With new advancements in technology designers are also using skeuomorphism to further skew the lines between what we perceive as digital verses analog by having the digital object “interact” with the user.
For example, when the user presses what they perceive as a “button” on their screen, the object can visually sink down and give off the impression of being “pressed”. Other instances include objects that make a noise or respond with a vibration or feel that emulates what happens in the real world when the user interacts with familiar objects in the physical space.
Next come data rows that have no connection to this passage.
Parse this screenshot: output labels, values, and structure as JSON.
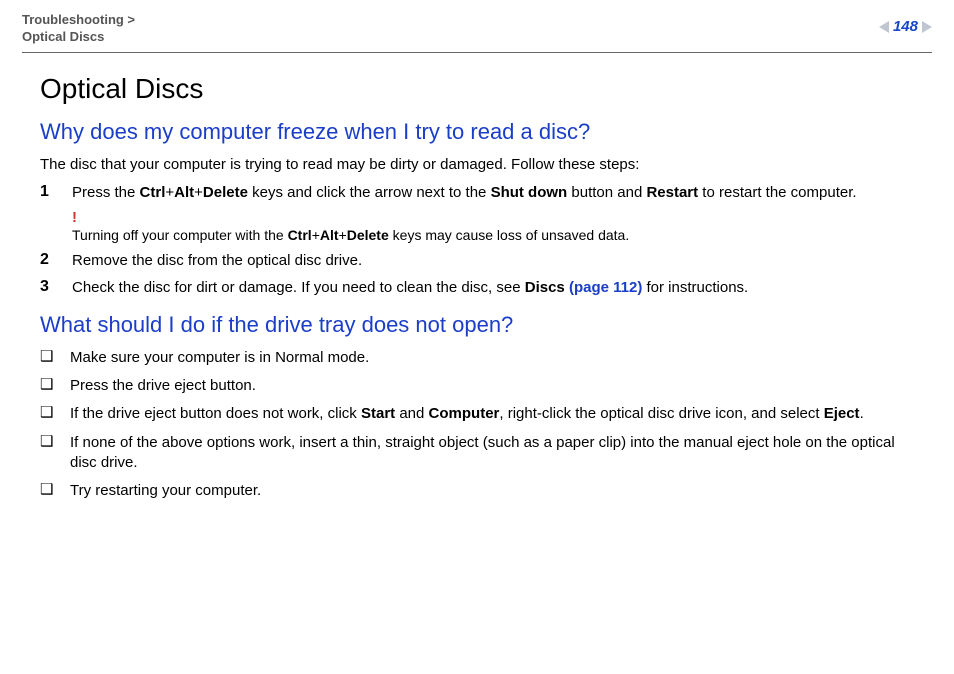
{
  "header": {
    "breadcrumb_line1": "Troubleshooting >",
    "breadcrumb_line2": "Optical Discs",
    "page_number": "148"
  },
  "section": {
    "title": "Optical Discs"
  },
  "q1": {
    "heading": "Why does my computer freeze when I try to read a disc?",
    "intro": "The disc that your computer is trying to read may be dirty or damaged. Follow these steps:",
    "steps": [
      {
        "num": "1",
        "pre": "Press the ",
        "k1": "Ctrl",
        "plus1": "+",
        "k2": "Alt",
        "plus2": "+",
        "k3": "Delete",
        "mid1": " keys and click the arrow next to the ",
        "b1": "Shut down",
        "mid2": " button and ",
        "b2": "Restart",
        "post": " to restart the computer.",
        "warn_mark": "!",
        "warn_pre": "Turning off your computer with the ",
        "warn_k1": "Ctrl",
        "warn_plus1": "+",
        "warn_k2": "Alt",
        "warn_plus2": "+",
        "warn_k3": "Delete",
        "warn_post": " keys may cause loss of unsaved data."
      },
      {
        "num": "2",
        "text": "Remove the disc from the optical disc drive."
      },
      {
        "num": "3",
        "pre": "Check the disc for dirt or damage. If you need to clean the disc, see ",
        "link_b": "Discs ",
        "link": "(page 112)",
        "post": " for instructions."
      }
    ]
  },
  "q2": {
    "heading": "What should I do if the drive tray does not open?",
    "bullets": [
      {
        "text": "Make sure your computer is in Normal mode."
      },
      {
        "text": "Press the drive eject button."
      },
      {
        "pre": "If the drive eject button does not work, click ",
        "b1": "Start",
        "mid1": " and ",
        "b2": "Computer",
        "mid2": ", right-click the optical disc drive icon, and select ",
        "b3": "Eject",
        "post": "."
      },
      {
        "text": "If none of the above options work, insert a thin, straight object (such as a paper clip) into the manual eject hole on the optical disc drive."
      },
      {
        "text": "Try restarting your computer."
      }
    ]
  }
}
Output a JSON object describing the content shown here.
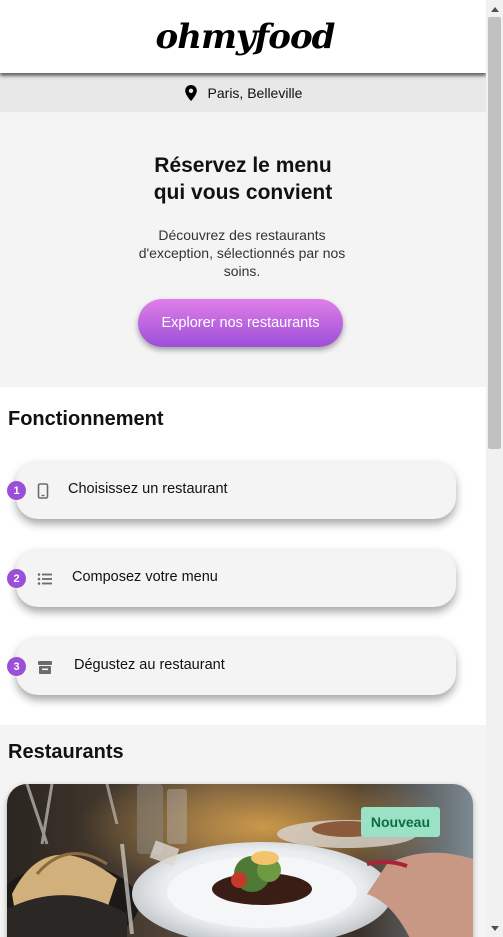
{
  "header": {
    "logo": "ohmyfood"
  },
  "location": {
    "text": "Paris, Belleville",
    "icon": "map-pin-icon"
  },
  "hero": {
    "title_line1": "Réservez le menu",
    "title_line2": "qui vous convient",
    "subtitle": "Découvrez des restaurants d'exception, sélectionnés par nos soins.",
    "cta_label": "Explorer nos restaurants"
  },
  "how": {
    "title": "Fonctionnement",
    "steps": [
      {
        "number": "1",
        "label": "Choisissez un restaurant",
        "icon": "smartphone-icon"
      },
      {
        "number": "2",
        "label": "Composez votre menu",
        "icon": "list-icon"
      },
      {
        "number": "3",
        "label": "Dégustez au restaurant",
        "icon": "store-icon"
      }
    ]
  },
  "restaurants": {
    "title": "Restaurants",
    "cards": [
      {
        "badge": "Nouveau"
      }
    ]
  },
  "colors": {
    "accent": "#9b4fd8",
    "accent_light": "#e07fe8",
    "badge_bg": "#99e2c6",
    "badge_text": "#116b3f"
  }
}
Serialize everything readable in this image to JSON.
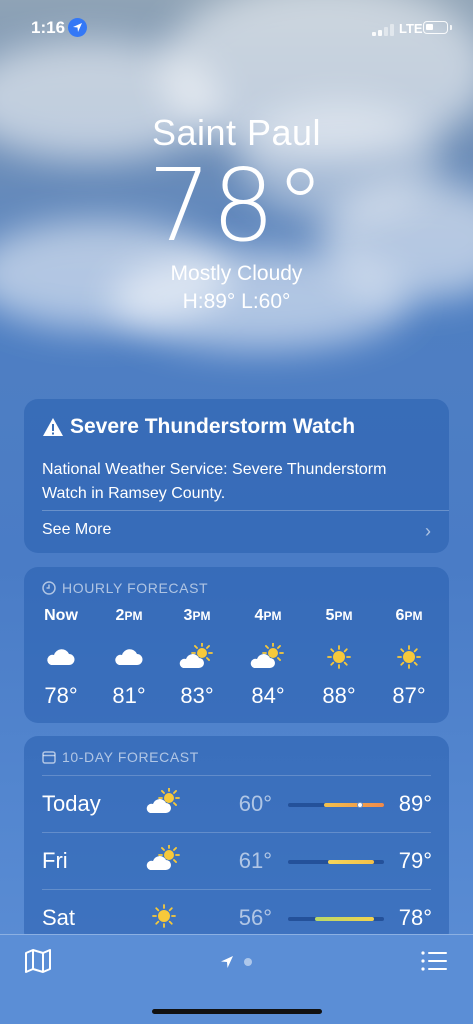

Even though it faded from design for a time, skeuomorphs and skeuomorphism never truly went away. Today’s mobile devices still use the familiar shapes of physical objects to define simple tools – an analog telephone for phone calls, a point-and-shoot camera for photos, etcetera. Even though the shapes and colors have simplified overtime to remove details, the basic representation and familiarity of the objects we know are still the same. And as long as digital technology keeps moving forward and consumers are continually exposed to new tech they’ve never seen before, skeuomorphism doesn’t seem to be fading away anytime soon.